After six consecutive months of easing, the annual inflation rate, as measured by the Consumer Price Index (CPI), reversed course in October, climbing to 2.6% as expected.
This outcome casts doubt on the disinflationary trend that consumers and policymakers had hoped would persist, underscoring the challenging path ahead for the Federal Reserve’s 2% inflation target.
On Tuesday, Minneapolis Fed President Neel Kashkari cautioned that he might consider pausing a potential December rate cut if inflation data came in higher than anticipated.
Market-implied odds of a 25-basis-point cut in December were at 58% before the report’s release, according to the CME FedWatch tool.
October Inflation Report: A Wake-Up Call For Markets
- The annual CPI inflation rate rose from 2.4% in September to 2.6% in October, in line with economist predictions.
- Month-over-month, CPI increased by 0.2%, holding from both the prior and expected rate of 0.2%.
- The core CPI rate, which excludes volatile energy and food prices to better gauge underlying inflation pressures, held steady at 3.3%, aligning with forecasts.
- On a monthly basis, core CPI rose by 0.3% as expected.
Key Drivers Of October's Inflation Uptick
The shelter index saw a 0.4% increase, contributing to more than half of the overall monthly rise in all items.
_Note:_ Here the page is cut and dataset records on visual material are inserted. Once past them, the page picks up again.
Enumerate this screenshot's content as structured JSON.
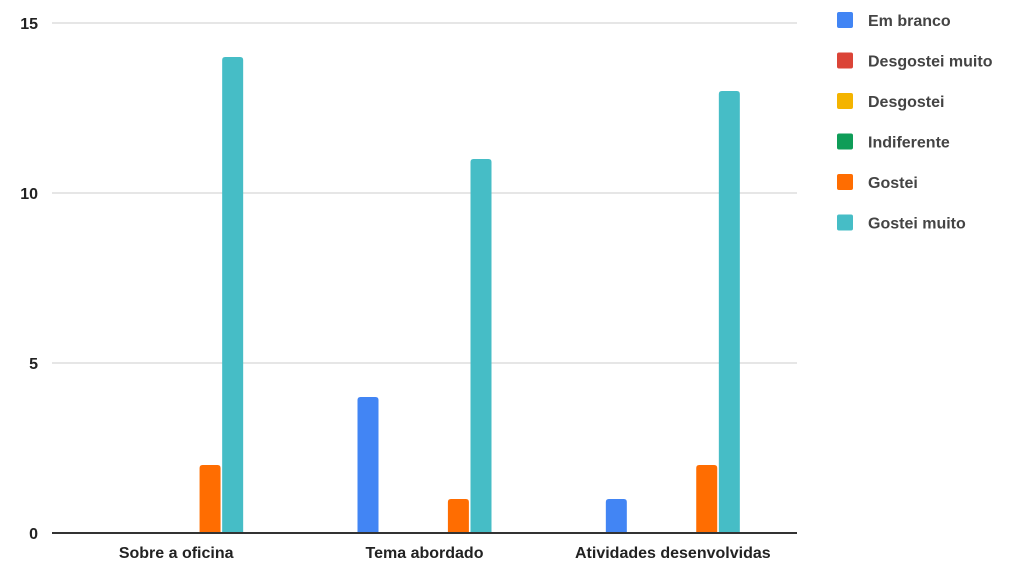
{
  "chart_data": {
    "type": "bar",
    "title": "",
    "xlabel": "",
    "ylabel": "",
    "categories": [
      "Sobre a oficina",
      "Tema abordado",
      "Atividades desenvolvidas"
    ],
    "series": [
      {
        "name": "Em branco",
        "color": "#4285F4",
        "values": [
          0,
          4,
          1
        ]
      },
      {
        "name": "Desgostei muito",
        "color": "#DB4437",
        "values": [
          0,
          0,
          0
        ]
      },
      {
        "name": "Desgostei",
        "color": "#F4B400",
        "values": [
          0,
          0,
          0
        ]
      },
      {
        "name": "Indiferente",
        "color": "#0F9D58",
        "values": [
          0,
          0,
          0
        ]
      },
      {
        "name": "Gostei",
        "color": "#FF6D01",
        "values": [
          2,
          1,
          2
        ]
      },
      {
        "name": "Gostei muito",
        "color": "#46BDC6",
        "values": [
          14,
          11,
          13
        ]
      }
    ],
    "ylim": [
      0,
      15
    ],
    "yticks": [
      "0",
      "5",
      "10",
      "15"
    ],
    "grid": true,
    "legend_position": "right"
  }
}
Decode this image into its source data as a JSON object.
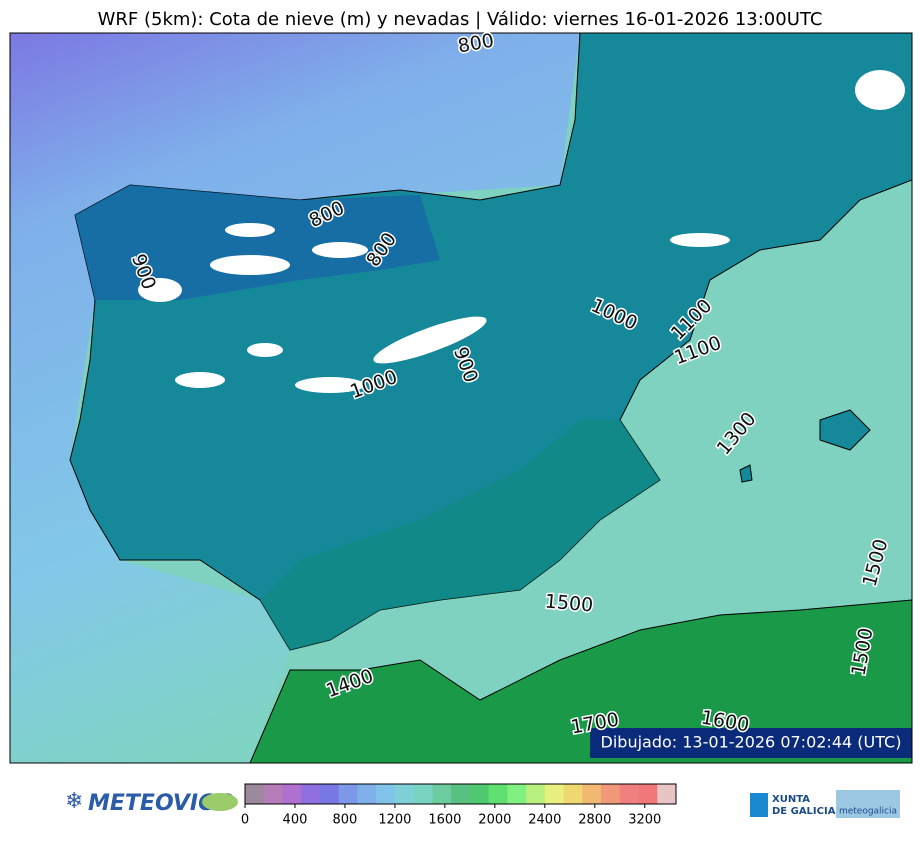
{
  "title": "WRF (5km): Cota de nieve (m) y nevadas | Válido: viernes 16-01-2026 13:00UTC",
  "map": {
    "contour_labels": [
      "800",
      "900",
      "800",
      "800",
      "1000",
      "1100",
      "1100",
      "1000",
      "900",
      "1300",
      "1500",
      "1500",
      "1500",
      "1400",
      "1700",
      "1600"
    ],
    "drawn_label": "Dibujado: 13-01-2026 07:02:44 (UTC)"
  },
  "colorbar": {
    "lim": [
      0,
      3450
    ],
    "ticks": [
      0,
      400,
      800,
      1200,
      1600,
      2000,
      2400,
      2800,
      3200
    ],
    "colors": [
      "#9c8a9c",
      "#b47cb8",
      "#b070d0",
      "#9070e0",
      "#7878e4",
      "#7c98e8",
      "#80b0ea",
      "#80c4ea",
      "#80d0d8",
      "#78d4c0",
      "#6ccca0",
      "#58c080",
      "#50c870",
      "#60e070",
      "#80f080",
      "#b8f080",
      "#e8f080",
      "#f0d870",
      "#f0b870",
      "#f09878",
      "#f08080",
      "#f07878",
      "#e8c4c4"
    ]
  },
  "logos": {
    "left": "METEOVIGO",
    "xunta_1": "XUNTA",
    "xunta_2": "DE GALICIA",
    "right": "meteogalicia"
  }
}
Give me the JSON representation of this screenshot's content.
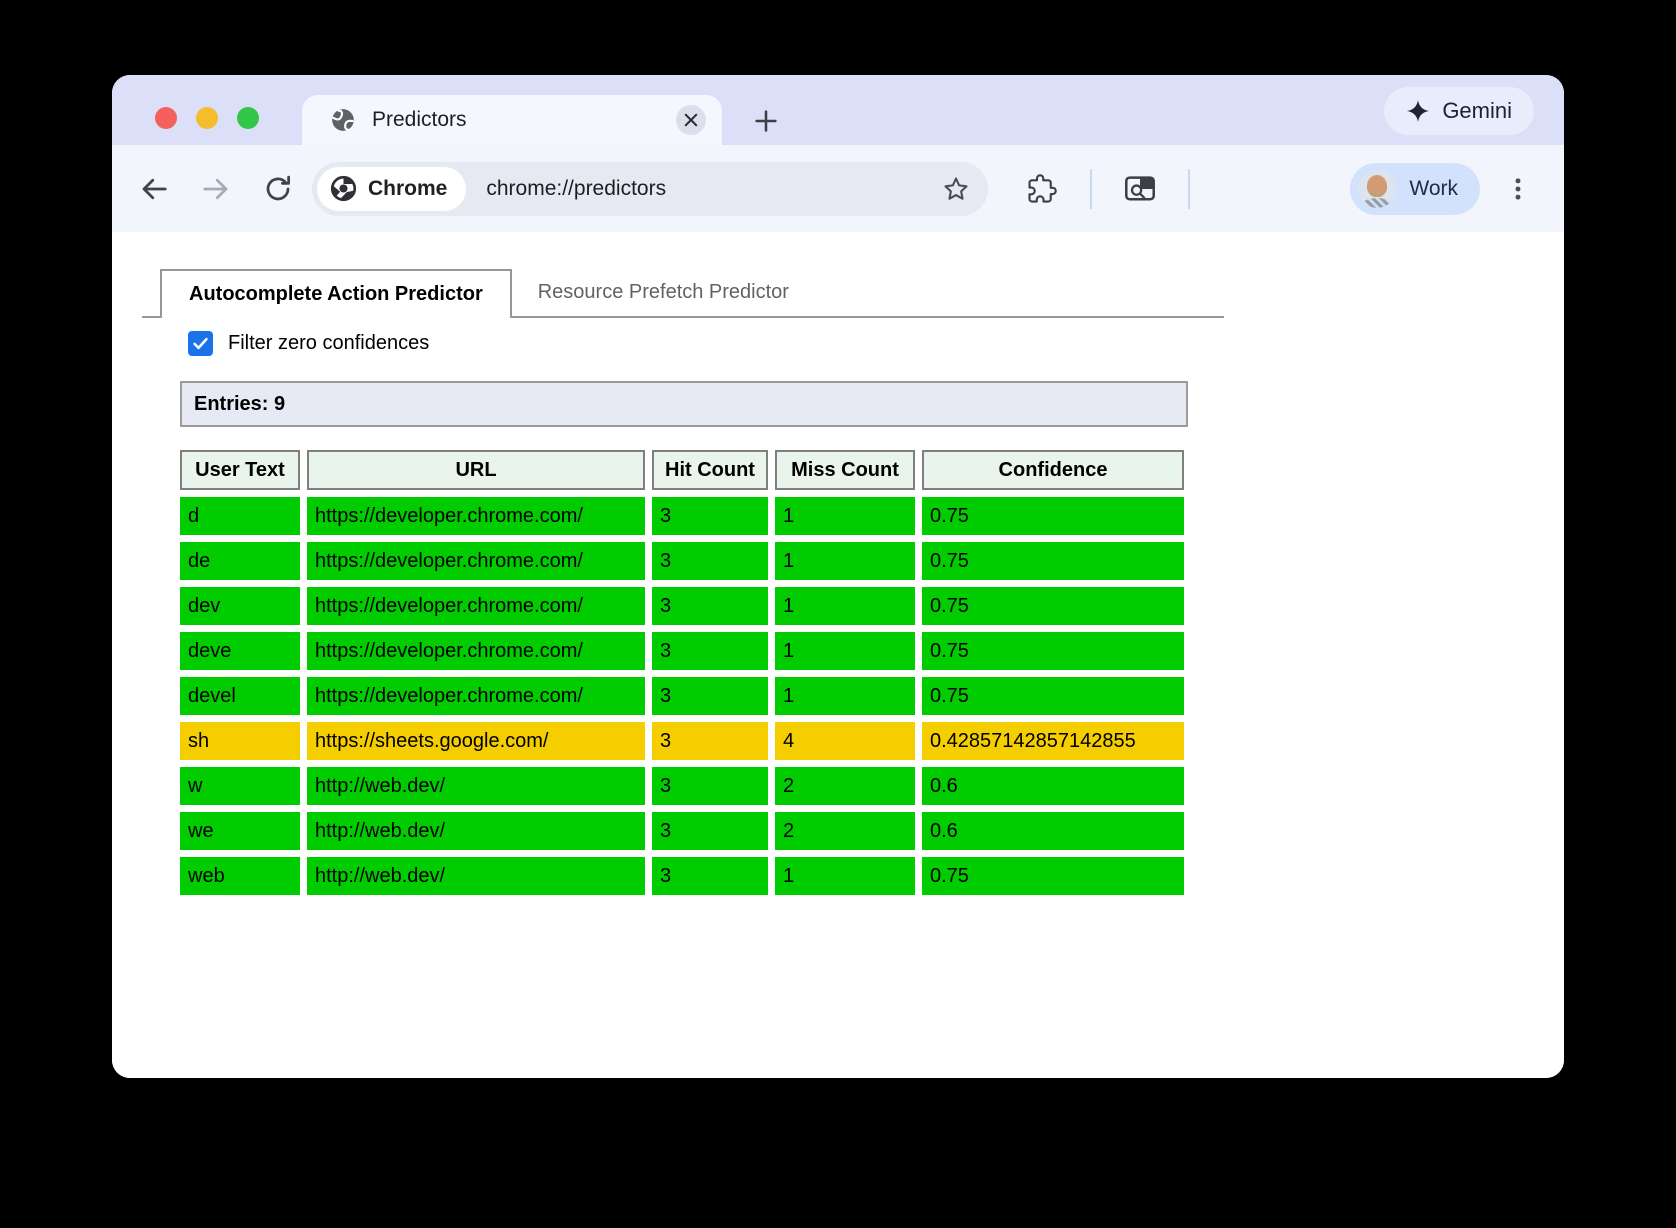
{
  "browser": {
    "tab": {
      "title": "Predictors"
    },
    "new_tab_tooltip": "+",
    "gemini_label": "Gemini",
    "address": {
      "chip_label": "Chrome",
      "url": "chrome://predictors"
    },
    "profile_label": "Work"
  },
  "page": {
    "tabs": [
      {
        "label": "Autocomplete Action Predictor",
        "active": true
      },
      {
        "label": "Resource Prefetch Predictor",
        "active": false
      }
    ],
    "filter_checkbox": {
      "label": "Filter zero confidences",
      "checked": true
    },
    "entries_label": "Entries: 9",
    "colors": {
      "green": "#00CC00",
      "yellow": "#F5CE00",
      "header_bg": "#E9F5EC",
      "entries_bg": "#E7E9F5",
      "checkbox_blue": "#1A73E8"
    },
    "table": {
      "headers": [
        "User Text",
        "URL",
        "Hit Count",
        "Miss Count",
        "Confidence"
      ],
      "rows": [
        {
          "user_text": "d",
          "url": "https://developer.chrome.com/",
          "hit_count": "3",
          "miss_count": "1",
          "confidence": "0.75",
          "color": "green"
        },
        {
          "user_text": "de",
          "url": "https://developer.chrome.com/",
          "hit_count": "3",
          "miss_count": "1",
          "confidence": "0.75",
          "color": "green"
        },
        {
          "user_text": "dev",
          "url": "https://developer.chrome.com/",
          "hit_count": "3",
          "miss_count": "1",
          "confidence": "0.75",
          "color": "green"
        },
        {
          "user_text": "deve",
          "url": "https://developer.chrome.com/",
          "hit_count": "3",
          "miss_count": "1",
          "confidence": "0.75",
          "color": "green"
        },
        {
          "user_text": "devel",
          "url": "https://developer.chrome.com/",
          "hit_count": "3",
          "miss_count": "1",
          "confidence": "0.75",
          "color": "green"
        },
        {
          "user_text": "sh",
          "url": "https://sheets.google.com/",
          "hit_count": "3",
          "miss_count": "4",
          "confidence": "0.42857142857142855",
          "color": "yellow"
        },
        {
          "user_text": "w",
          "url": "http://web.dev/",
          "hit_count": "3",
          "miss_count": "2",
          "confidence": "0.6",
          "color": "green"
        },
        {
          "user_text": "we",
          "url": "http://web.dev/",
          "hit_count": "3",
          "miss_count": "2",
          "confidence": "0.6",
          "color": "green"
        },
        {
          "user_text": "web",
          "url": "http://web.dev/",
          "hit_count": "3",
          "miss_count": "1",
          "confidence": "0.75",
          "color": "green"
        }
      ]
    }
  }
}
The food index also went up, increasing by 0.2%, with the food-at-home index rising 0.1%and the food-away-from-home index climbing 0.2%. The energy index remained steady in October, following a 1.9% decrease in September.
In October, indexes that rose included shelter, used cars and trucks, airline fares, medical care and recreation. Offsetting these rises, apparel, communication and household furnishings and operations were among those that declined.